Manche Wienerinnen und Wiener „sind dann mit der Straßenbahn zum Beispiel auf die Reichsbrücke gefahren und haben dann von dieser Reichsbrücke aus sich diese Wassermassen angeschaut.“ Die Bewohner der umliegenden Gebiete fürchteten sich vor Überschwemmungen, weil die Wiese ihre Zweck nicht vollständig erfüllte: Überschwemmungen gab es trotzdem immer wieder.
Donau mit Eisstoß
„Die attraktivsten Geschichten waren sicherlich im Winter diese Überschwemmungen bzw. dann auch diese Eisstöße, wo sich auf der Donau ja dann Eisschollen oft mehrere Meter hoch getürmt haben", sagt Marschik. Dadurch konnte die Bevölkerung über die dicken Eisschollen ein bis zwei Wochen lang „ohne eine Brücke zu benutzen zum Beispiel vom 20. Bezirk nach Kaisermühlen marschieren“.

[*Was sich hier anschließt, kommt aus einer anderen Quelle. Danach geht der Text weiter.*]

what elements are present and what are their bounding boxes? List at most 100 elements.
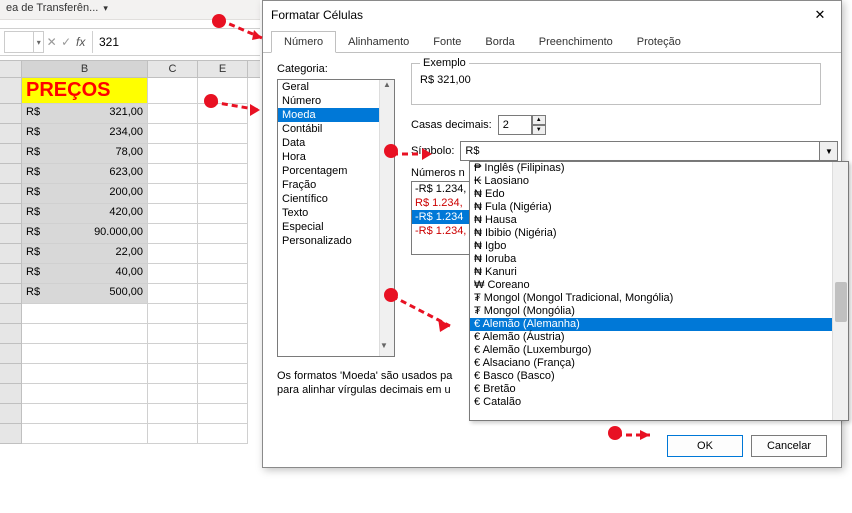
cell[interactable] [198, 164, 248, 184]
category-item[interactable]: Texto [278, 206, 394, 220]
row-header[interactable] [0, 284, 22, 304]
row-header[interactable] [0, 124, 22, 144]
cell[interactable] [198, 304, 248, 324]
cell[interactable] [22, 404, 148, 424]
row-header[interactable] [0, 164, 22, 184]
category-item[interactable]: Personalizado [278, 234, 394, 248]
category-item[interactable]: Data [278, 136, 394, 150]
cell[interactable] [198, 424, 248, 444]
cell[interactable] [198, 404, 248, 424]
scroll-thumb[interactable] [835, 282, 847, 322]
tab-borda[interactable]: Borda [473, 32, 526, 52]
cell[interactable] [198, 384, 248, 404]
cell[interactable] [198, 264, 248, 284]
currency-cell[interactable]: R$420,00 [22, 204, 148, 224]
tab-número[interactable]: Número [271, 31, 336, 53]
symbol-option[interactable]: ₦ Fula (Nigéria) [470, 201, 848, 214]
cell[interactable] [148, 424, 198, 444]
cell[interactable] [22, 344, 148, 364]
symbol-option[interactable]: ₩ Coreano [470, 279, 848, 292]
cell[interactable] [198, 244, 248, 264]
cell[interactable] [148, 124, 198, 144]
name-box[interactable] [4, 31, 34, 53]
cell[interactable] [148, 344, 198, 364]
tab-fonte[interactable]: Fonte [421, 32, 473, 52]
col-header-e[interactable]: E [198, 61, 248, 77]
cell[interactable] [148, 244, 198, 264]
symbol-option[interactable]: ₦ Igbo [470, 240, 848, 253]
symbol-option[interactable]: ₦ Kanuri [470, 266, 848, 279]
category-item[interactable]: Contábil [278, 122, 394, 136]
cell[interactable] [148, 164, 198, 184]
cancel-formula-icon[interactable]: ✕ [44, 35, 59, 49]
row-header[interactable] [0, 424, 22, 444]
row-header[interactable] [0, 364, 22, 384]
category-item[interactable]: Científico [278, 192, 394, 206]
cell[interactable] [198, 124, 248, 144]
currency-cell[interactable]: R$500,00 [22, 284, 148, 304]
cell[interactable] [198, 364, 248, 384]
symbol-option[interactable]: ₭ Laosiano [470, 175, 848, 188]
cancel-button[interactable]: Cancelar [751, 435, 827, 457]
row-header[interactable] [0, 224, 22, 244]
cell[interactable] [148, 264, 198, 284]
row-header[interactable] [0, 264, 22, 284]
symbol-option[interactable]: ₦ Ioruba [470, 253, 848, 266]
row-header[interactable] [0, 78, 22, 104]
cell[interactable] [148, 324, 198, 344]
chevron-down-icon[interactable]: ▼ [819, 142, 837, 160]
col-header-b[interactable]: B [22, 61, 148, 77]
symbol-option[interactable]: ₮ Mongol (Mongólia) [470, 305, 848, 318]
row-header[interactable] [0, 184, 22, 204]
cell[interactable] [148, 404, 198, 424]
neg-format-item[interactable]: -R$ 1.234, [412, 182, 470, 196]
accept-formula-icon[interactable]: ✓ [59, 35, 74, 49]
title-cell[interactable]: PREÇOS [22, 78, 148, 104]
cell[interactable] [198, 324, 248, 344]
category-item[interactable]: Fração [278, 178, 394, 192]
cell[interactable] [198, 204, 248, 224]
neg-format-item[interactable]: R$ 1.234, [412, 196, 470, 210]
row-header[interactable] [0, 384, 22, 404]
symbol-option[interactable]: € Alemão (Áustria) [470, 331, 848, 344]
currency-cell[interactable]: R$321,00 [22, 104, 148, 124]
scrollbar[interactable] [832, 162, 848, 420]
row-header[interactable] [0, 104, 22, 124]
category-item[interactable]: Moeda [278, 108, 394, 122]
name-box-dropdown[interactable]: ▾ [34, 31, 44, 53]
symbol-option[interactable]: ₦ Hausa [470, 214, 848, 227]
cell[interactable] [148, 224, 198, 244]
cell[interactable] [148, 184, 198, 204]
row-header[interactable] [0, 324, 22, 344]
neg-format-item[interactable]: -R$ 1.234 [412, 210, 470, 224]
tab-preenchimento[interactable]: Preenchimento [527, 32, 625, 52]
symbol-option[interactable]: ₮ Mongol (Mongol Tradicional, Mongólia) [470, 292, 848, 305]
symbol-option[interactable]: ₦ Ibibio (Nigéria) [470, 227, 848, 240]
row-header[interactable] [0, 144, 22, 164]
cell[interactable] [148, 78, 198, 104]
col-header-c[interactable]: C [148, 61, 198, 77]
cell[interactable] [148, 104, 198, 124]
symbol-select[interactable]: R$ ▼ [460, 141, 838, 161]
cell[interactable] [22, 364, 148, 384]
cell[interactable] [148, 384, 198, 404]
negative-numbers-list[interactable]: -R$ 1.234,R$ 1.234,-R$ 1.234-R$ 1.234, [411, 181, 471, 255]
currency-cell[interactable]: R$78,00 [22, 144, 148, 164]
cell[interactable] [148, 284, 198, 304]
row-header[interactable] [0, 344, 22, 364]
decimals-input[interactable] [498, 115, 532, 135]
tab-proteção[interactable]: Proteção [625, 32, 693, 52]
spin-up-icon[interactable]: ▲ [532, 115, 546, 125]
row-header[interactable] [0, 404, 22, 424]
currency-cell[interactable]: R$22,00 [22, 244, 148, 264]
category-item[interactable]: Especial [278, 220, 394, 234]
tab-alinhamento[interactable]: Alinhamento [336, 32, 421, 52]
cell[interactable] [198, 184, 248, 204]
symbol-option[interactable]: € Alemão (Luxemburgo) [470, 344, 848, 357]
category-item[interactable]: Hora [278, 150, 394, 164]
fx-icon[interactable]: fx [73, 35, 88, 49]
cell[interactable] [148, 144, 198, 164]
row-header[interactable] [0, 304, 22, 324]
symbol-option[interactable]: € Alemão (Alemanha) [470, 318, 848, 331]
cell[interactable] [22, 384, 148, 404]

Unter dem Namen „Verkühle dich täglich!“ nutzte ein Verein die zugefrorene Donau für sich. Die sogenannten „Eisschwimmer“ sind in der vereisten Donau schwimmen gegangen. Die Eismassen stellten für die Brücken eine Gefahr da, weil die Eisschollen die Brückenpfeiler angegriffen haben. Nachdem das Eis geschmolzen war mussten die Brücken auf eventuell entstandene Schäden kontrolliert werden.
Wiese als Flugplatz
Auf der Donauwiese hat die österreichische Zivilluftfahrt ihre Ursprünge gehabt, so Marschik. Der österreichischen Luftverkehrs-AG waren die Kosten für Landungen und Start am Flughafen in Aspern zu teuer. Aus diesem Grund errichteten sie am nördlichen Ende der Donauwiese einen eigenen Flugplatz. "Der Flughafen bestand eigentlich aus nichts mehr als einer Holzhütte von ungefähr zweimal drei Metern, einer großen Waage und einem Windsack. Mehr war es nicht. Also es hat nicht einmal ein Telefon gegeben“, so Marschik.
Die Flugstrecke von Wien nach München und zurück wurde mit Landflugzeugen absolviert. Die Flugzeuge flogen auch weiter nach Budapest: Die von München kommenden Flugzeuge sind „mit Schwimmern versehen worden“: Die Räder wurden abmontiert und stattdessen wurden Schwimmer montiert.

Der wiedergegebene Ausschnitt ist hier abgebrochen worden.